Kalau salah satu isian di lembarmu mirip dengan contoh keliru di Unit 5, perbaiki dengan pola perbaikan yang ada di sana sebelum menilai ulang.

Yang kamu bawa ke modul berikutnya

Satu halaman Lembar Rancangan Analisis yang sudah lolos ambang di atas. Modul berikutnya tidak mengulang pembahasan populasi, skala, atau unit analisis dari awal — modul itu bekerja langsung di atas lembar yang kamu tulis, mulai dari meringkas variabel sesuai skalanya. Peserta yang datang tanpa lembar akan menghabiskan modul berikutnya untuk menyusun ulang keputusan yang sebenarnya sudah selesai di sini.

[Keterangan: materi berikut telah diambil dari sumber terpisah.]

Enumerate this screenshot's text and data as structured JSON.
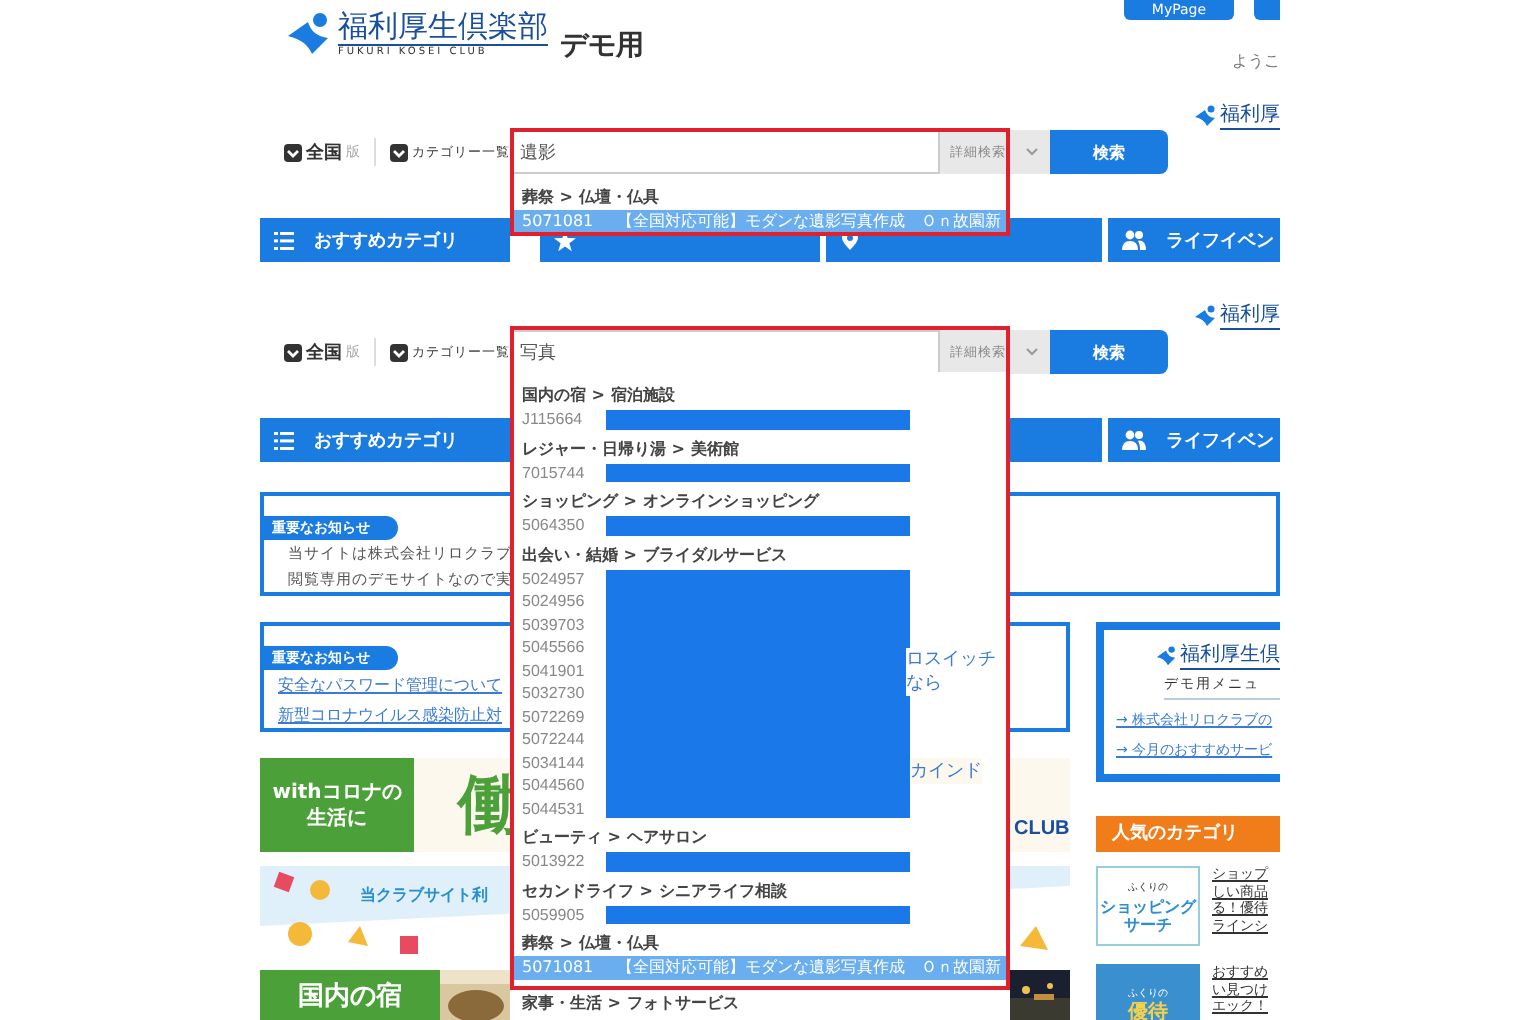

Satu hal terakhir yang layak kamu bawa dalam kepala: rancangan yang baik tidak membuat kesimpulanmu lebih besar, melainkan membuat batasnya jelas. Laporan yang menyebut siapa yang tersingkir dan apa yang tidak bisa dijawabnya justru lebih sulit dibantah daripada laporan yang mengklaim menjelaskan segalanya.

Slide 1

Tiga hal yang sudah kamu pegang

  • Unit analisis ditentukan pertanyaan, bukan data
  • Empat lapisan, empat cacat kerangka
  • Uji tiga pertanyaan menentukan skala
Jalankan cepat; jangan mengulang penjelasan. Waktu utama sesi ini untuk penilaian lembar.
Slide 2

Rubrik tiga tingkat, lima butir

  • Belum memadai, perlu diperbaiki, memadai
  • Tiap butir punya penanda yang bisa ditunjuk
  • Nilai lembarmu sendiri sekarang
Beri waktu sepuluh menit menilai lembar sendiri di tempat. Jangan dikumpulkan dulu.
Slide 3

Ambang untuk melanjutkan

  • Minimal empat butir memadai
  • Tidak boleh ada butir belum memadai
  • Butir 1 dan 2 wajib memadai
Tegaskan alasannya: pertanyaan dan unit analisis menentukan sahnya tiga butir sisanya.
Slide 4

Daftar periksa tujuh pertanyaan

  • Jawab ya atau tidak sambil menunjuk buktinya
  • Satu jawaban tidak berarti satu bagian dibuka lagi
  • Tiap pertanyaan menunjuk unit rujukannya
Pasangkan peserta dua-dua untuk saling memeriksa; pemeriksa luar menemukan yang tidak terlihat penulisnya.
Slide 5

Kalau isianmu mirip contoh keliru

  • Unit 5 memuat lima isian keliru dan perbaikannya
  • Pakai pola perbaikannya, lalu nilai ulang
  • Menemukannya sekarang jauh lebih murah
Tanyakan miskonsepsi mana yang paling banyak ditemukan peserta di lembarnya sendiri.
Slide 6

Yang dibawa ke modul berikutnya

  • Satu halaman lembar rancangan yang lolos ambang
  • Modul berikutnya bekerja di atasnya
  • Batas yang jelas lebih kuat daripada klaim besar
Ingatkan tenggat penyerahan lembar sebelum modul berikutnya dimulai.